6. AKHTAR (9 Tahun Lalu)

220 12 4
                                    

     Aku masih tidak habis pikir mengapa sampai playboy cap kadal seperti Faiz bisa sampai begitu terpesona pada Miss Karen. Cewek-cewek lain yang pernah kirim surat cinta untuk Faiz setahuku masih jauh lebih cantik.

     Aku melewati taman belakang sekolah sebelum keluar menuju gerbang belakang yang mengarah ke parkiran mobil. Sayup-sayup aku mendengar seseorang berbicara lalu tertawa. Tidak biasanya taman belakang ini dipakai untuk tempat nongkrong. Karena meskipun sebutannya adalah taman, tapi sebenarnya tempatnya terlalu banyak semak-semak, menurutku. Di sana hanya ada green house kecil yang menyimpan bibit-bibit tanaman, gudang tempat segala peralatan pak tukang kebun sekolah, dan sebuah bangku kayu panjang tempat pak tukang kebun biasanya duduk beristirahat. Malah ada beberapa cerita horor yang beredar di sekolah tentang taman belakang ini.

     Aku yang penasaran akhirnya memutuskan untuk mengecek siapakah sebenarnya yang sedang berbicara dan tertawa tadi. Awalnya aku tidak menemukan siapa-siapa.
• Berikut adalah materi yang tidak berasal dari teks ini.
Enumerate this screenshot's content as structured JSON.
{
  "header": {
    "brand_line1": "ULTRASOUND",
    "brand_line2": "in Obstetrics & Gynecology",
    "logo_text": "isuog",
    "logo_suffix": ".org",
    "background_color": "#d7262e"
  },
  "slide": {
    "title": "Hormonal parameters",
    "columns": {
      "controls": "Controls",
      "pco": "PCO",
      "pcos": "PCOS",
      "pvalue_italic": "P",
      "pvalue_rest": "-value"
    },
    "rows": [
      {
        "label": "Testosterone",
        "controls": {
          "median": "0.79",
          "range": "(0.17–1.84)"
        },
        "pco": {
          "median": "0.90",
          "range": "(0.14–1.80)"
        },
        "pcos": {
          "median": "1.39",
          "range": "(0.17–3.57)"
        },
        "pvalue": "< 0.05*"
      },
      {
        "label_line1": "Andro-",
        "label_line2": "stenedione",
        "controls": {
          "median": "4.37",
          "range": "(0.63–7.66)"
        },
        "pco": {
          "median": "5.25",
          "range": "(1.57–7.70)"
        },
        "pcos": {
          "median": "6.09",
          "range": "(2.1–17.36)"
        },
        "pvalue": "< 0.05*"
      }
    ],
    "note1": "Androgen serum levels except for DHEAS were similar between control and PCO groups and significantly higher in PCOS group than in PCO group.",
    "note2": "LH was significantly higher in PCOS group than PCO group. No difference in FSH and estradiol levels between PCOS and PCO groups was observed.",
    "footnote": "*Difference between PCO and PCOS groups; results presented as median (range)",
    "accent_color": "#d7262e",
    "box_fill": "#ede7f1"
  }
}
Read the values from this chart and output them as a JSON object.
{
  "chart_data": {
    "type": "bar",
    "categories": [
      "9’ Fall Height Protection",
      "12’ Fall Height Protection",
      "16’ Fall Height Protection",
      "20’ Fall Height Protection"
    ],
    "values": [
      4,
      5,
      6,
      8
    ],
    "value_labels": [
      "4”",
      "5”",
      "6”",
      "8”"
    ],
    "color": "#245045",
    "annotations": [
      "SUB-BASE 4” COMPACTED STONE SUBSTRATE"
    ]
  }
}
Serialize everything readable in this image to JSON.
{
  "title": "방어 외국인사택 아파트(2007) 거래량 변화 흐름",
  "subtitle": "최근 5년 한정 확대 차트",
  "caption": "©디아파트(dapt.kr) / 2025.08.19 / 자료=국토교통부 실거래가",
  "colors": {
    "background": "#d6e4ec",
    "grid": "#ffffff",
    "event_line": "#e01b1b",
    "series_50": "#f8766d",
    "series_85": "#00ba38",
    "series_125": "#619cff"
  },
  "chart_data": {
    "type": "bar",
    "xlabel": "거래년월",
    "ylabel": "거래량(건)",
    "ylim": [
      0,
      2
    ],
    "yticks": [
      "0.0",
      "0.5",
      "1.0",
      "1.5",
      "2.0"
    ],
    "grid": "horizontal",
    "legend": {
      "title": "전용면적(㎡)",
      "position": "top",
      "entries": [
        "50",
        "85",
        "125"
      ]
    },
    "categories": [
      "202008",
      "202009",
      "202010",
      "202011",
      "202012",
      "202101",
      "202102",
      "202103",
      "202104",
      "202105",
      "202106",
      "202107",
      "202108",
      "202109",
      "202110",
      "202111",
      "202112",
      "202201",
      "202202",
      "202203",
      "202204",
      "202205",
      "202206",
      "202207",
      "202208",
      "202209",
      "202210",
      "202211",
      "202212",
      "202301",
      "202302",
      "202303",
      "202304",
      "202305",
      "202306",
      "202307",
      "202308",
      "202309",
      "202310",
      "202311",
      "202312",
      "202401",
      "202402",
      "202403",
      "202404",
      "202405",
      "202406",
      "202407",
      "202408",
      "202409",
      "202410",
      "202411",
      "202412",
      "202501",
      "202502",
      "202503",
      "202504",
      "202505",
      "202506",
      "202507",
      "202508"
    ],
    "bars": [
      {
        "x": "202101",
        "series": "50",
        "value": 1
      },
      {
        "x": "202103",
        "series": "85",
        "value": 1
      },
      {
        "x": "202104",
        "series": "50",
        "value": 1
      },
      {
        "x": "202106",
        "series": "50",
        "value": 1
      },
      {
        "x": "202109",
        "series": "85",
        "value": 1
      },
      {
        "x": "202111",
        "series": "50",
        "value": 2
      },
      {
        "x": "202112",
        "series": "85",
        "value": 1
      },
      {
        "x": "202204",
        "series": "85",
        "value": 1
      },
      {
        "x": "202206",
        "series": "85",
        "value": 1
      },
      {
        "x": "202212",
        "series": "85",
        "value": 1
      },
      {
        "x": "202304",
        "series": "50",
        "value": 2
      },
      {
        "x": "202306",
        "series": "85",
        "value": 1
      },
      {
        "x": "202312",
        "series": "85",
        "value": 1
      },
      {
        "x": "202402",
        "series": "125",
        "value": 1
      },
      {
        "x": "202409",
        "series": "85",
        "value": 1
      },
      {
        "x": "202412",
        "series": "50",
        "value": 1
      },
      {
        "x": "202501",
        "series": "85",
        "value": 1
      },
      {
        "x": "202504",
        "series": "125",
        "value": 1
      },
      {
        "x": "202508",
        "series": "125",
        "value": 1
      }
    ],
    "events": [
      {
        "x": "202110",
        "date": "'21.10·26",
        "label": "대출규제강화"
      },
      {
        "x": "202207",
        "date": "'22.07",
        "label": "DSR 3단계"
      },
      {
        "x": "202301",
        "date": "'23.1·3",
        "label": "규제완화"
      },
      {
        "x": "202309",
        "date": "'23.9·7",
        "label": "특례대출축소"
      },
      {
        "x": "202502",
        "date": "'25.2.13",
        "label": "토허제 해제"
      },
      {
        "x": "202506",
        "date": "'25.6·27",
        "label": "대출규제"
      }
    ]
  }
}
Tapi kemudian aku menangkap sesosok manusia sedang berjongkok membelakangiku di dekat gudang.

     "Miss Karen?" panggilku tidak terlalu yakin. Aku mengenali sepatu kets merahnya.

     Miss Karen menoleh dan memandangku dengan keheranan.

     "Akhtar, ya? Namamu Akhtar, kan?" tanyanya sekali lagi yang membuat aku terkejut karena Miss Karen sudah hapal namaku.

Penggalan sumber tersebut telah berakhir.